By acting on leading indicators of success, I mean: the tech lead will ideally not be doing the majority of execution on a well-staffed team. They should be doing some execution work to ensure the codebase is sufficiently easy to work in etc, but most importantly they need to know how to figure out whether or not something is on track without sinking too much of their time to do so. Setting up milestones and some target date helps with this, but it's often uncomfortable to do that with folks that were recently your peers (it still needs to be done).

I don't have books or other resources, but this has been my experience as I transitioned into similar roles. I also think my experience may skew more towards a 'manager-tech-lead' than a pure tech lead, so take that with a grain of salt. Good luck!

  • Glawen 21 hours ago

    I concur with this nice write up. Your job is now to get leadership's priorities done, identify what will achieve that goal and steer the team towards it.

    My advice would be to establish a good relationship with your stakeholders, understand what they want from the team. You are now the go to person in the company representing your team. You should be always up to date with what's being done work wise by your team. Stakeholders will give you a new point of view of where your team is in the environnement. Use this POV to reflect on the usefulness of work done by your team.

    Also, I don't believe a team lead should overprotect it's team, as it blurs' one view and can burn some bridges. Your team can definitly fuck up and you should tell them when they do.

austin-cheney 21 hours ago

They probably promoted me to lead because I am a field grade military officer in my part time job. It certainly wasn’t because I was working hard. Nearly all my promotions in both the corporate world and military have been involuntary, now that I think about it.

Things that also helped:

* superior writing skills. It’s the ability to supply superior precision in the fewest number of words.
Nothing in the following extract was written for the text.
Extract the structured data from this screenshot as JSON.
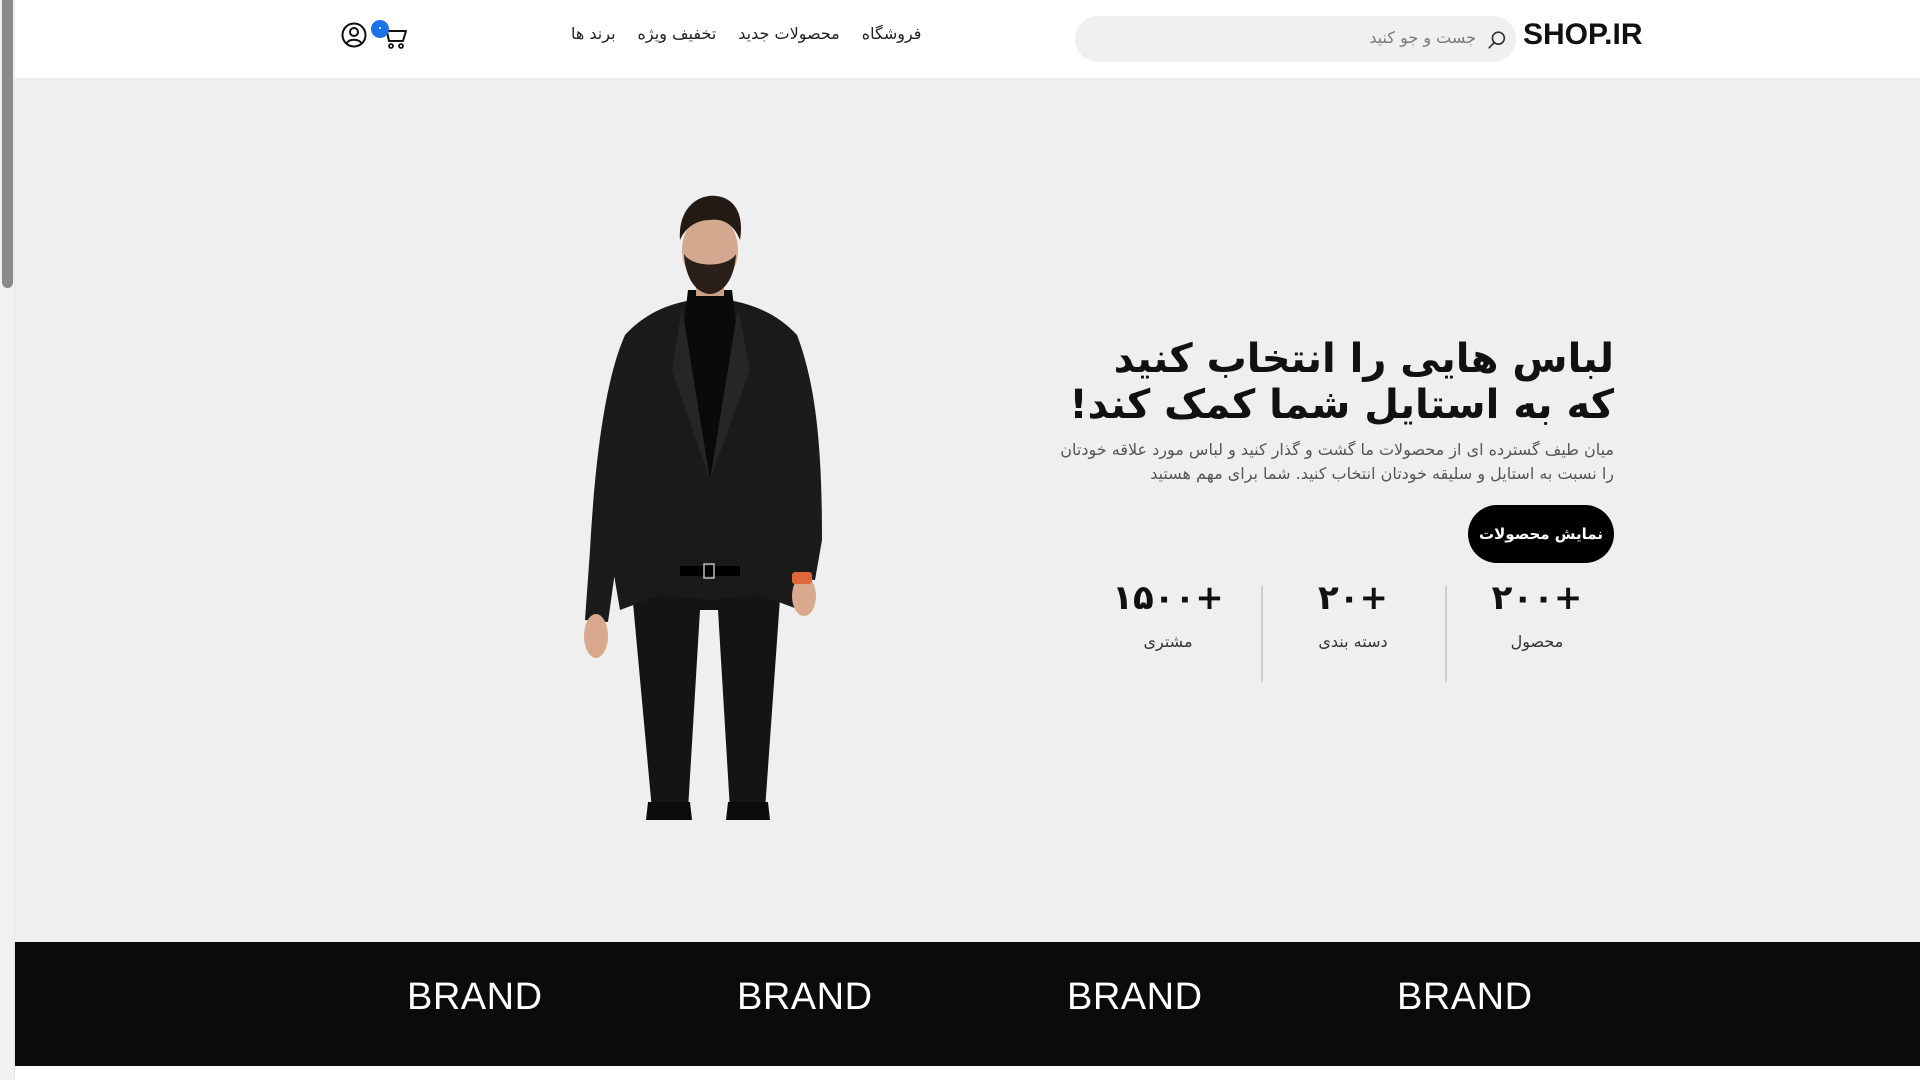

* getting shit done. It’s the ability to accomplish all the things assigned to you urgently and without error. My goal is to clear my plate of all currently assigned tasks so that I can space out.

* taking care of people and managing operations. There is a lot to this but I have more than 20 years experience in management from the military side so it’s just second nature for me now.

revskill a day ago

Get to know well your teammates.

Communication and understanding is key.

You need to wear many hats.

Planning well is inevitable.

Tradeoffs and creativity is essential.